Hurd's immediate future will be taken up with the reading list he annually requests from Chris Patten, the culturally au fait Governor of Hong Kong - this is an annual summer rite that keeps Hurd abreast of contemporary writers such as Hilary Mantel. He will also spend August working on the skeleton of another novel. He has already co-written five and written two by himself. Judging by his Vote to Kill, published in 1975 and dedicated to Ted Heath, "from whom I have learnt so much", they are nice enough, if sadly prone to amateur - in the bad sense - sentences such as "It was past midday, and the chilly sun was full on the daffodils in the window box of No 16 Trevor Square." He thinks they were "rather good" and hopes a new one will bring the others back into print.

"It's fun," he says of the business of fiction, "novels don't need research and they stretch your mind and your imagination. You notice things more. I've got various notes of particular places I've been to - quite detailed notes. I've got my private secretary to do the same."

He also buys a WH Smith diary every year - an important touch, since it signals that he doesn't buy something fancy by Gucci or Smythson - and fills a page at night "after I do my teeth". Lately he has had nightmares about leaving one on a plane or in a hotel room. But, so far, they are intact, going right back to Eton and ready for the memoirs he plans in four or five years' time when the heat and pressure of office have ebbed.
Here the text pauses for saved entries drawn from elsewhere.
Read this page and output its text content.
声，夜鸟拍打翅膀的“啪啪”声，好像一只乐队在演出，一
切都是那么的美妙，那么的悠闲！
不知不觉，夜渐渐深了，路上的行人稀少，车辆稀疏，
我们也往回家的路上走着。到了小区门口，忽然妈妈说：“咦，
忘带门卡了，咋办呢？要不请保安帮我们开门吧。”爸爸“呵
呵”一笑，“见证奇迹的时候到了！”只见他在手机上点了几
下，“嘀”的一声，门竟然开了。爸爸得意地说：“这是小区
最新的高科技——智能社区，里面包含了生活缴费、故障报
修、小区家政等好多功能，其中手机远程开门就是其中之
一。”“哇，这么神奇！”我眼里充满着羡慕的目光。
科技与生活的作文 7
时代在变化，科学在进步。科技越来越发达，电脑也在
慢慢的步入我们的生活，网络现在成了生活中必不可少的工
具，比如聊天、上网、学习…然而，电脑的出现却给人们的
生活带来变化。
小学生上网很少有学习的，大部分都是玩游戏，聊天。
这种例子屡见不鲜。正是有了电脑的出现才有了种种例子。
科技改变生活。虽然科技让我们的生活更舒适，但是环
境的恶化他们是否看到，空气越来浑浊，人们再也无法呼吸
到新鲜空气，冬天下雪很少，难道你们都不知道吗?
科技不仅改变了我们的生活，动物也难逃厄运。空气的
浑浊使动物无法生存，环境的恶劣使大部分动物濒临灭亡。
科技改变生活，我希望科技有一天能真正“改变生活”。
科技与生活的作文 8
What will they say? Well, I'm sure there will be a repeat of his defence of his mentor Ted Heath - already written in one form in his book An End to Promises. And there will be an insistence on the political continuity between what Heath tried and failed to do and what Thatcher succeeded in doing, a continuity concealed by the mutual loathing.

But any admissions of major cock-ups? He regrets Bosnia, but doesn't feel, had he done anything different, it would have been any better. He regrets spending only a year in Northern Ireland. But this is routine stuff: what about real blunders? He pauses for a long time, weighing the implications of confession at this stage. Finally, he feels he has to acknowledge the Pergau Dam affair.

"With benefit of hindsight I would not have honoured Mrs Thatcher's promise about Pergau. Because I think that didn't do anyone any good ... at the time it seemed relatively straightforward, with hindsight I wouldn't have done it."

Pergau and other matters will fuel the specific criticisms of Hurd's reign at the Foreign Office. In a wider sense it might also be said, as one Tory MP put it, that he never really had a policy, except "leave it to me and I'll sort it out". The point being that he never stopped being Captain of School, the level-headed, responsible type who knew best, the "safe pair of hands". He is, says this critic, "a victim of elegance", a man too committed to the graceful pose of suave competence.

Was this enough? Didn't we need a visionary, a genuinely cultivated Foreign Secretary with intellectual range and conviction? Maybe. All we know for sure is that, for a long time, we had Hurd the Fairly Elegant, not, perhaps, one of the world's great fascinators, but clubbable, a cool user of charm and amiability, a very English fixer and, perhaps, the last faint light of a vanishing political culture before the dark, cretinous night of management and expertise descends.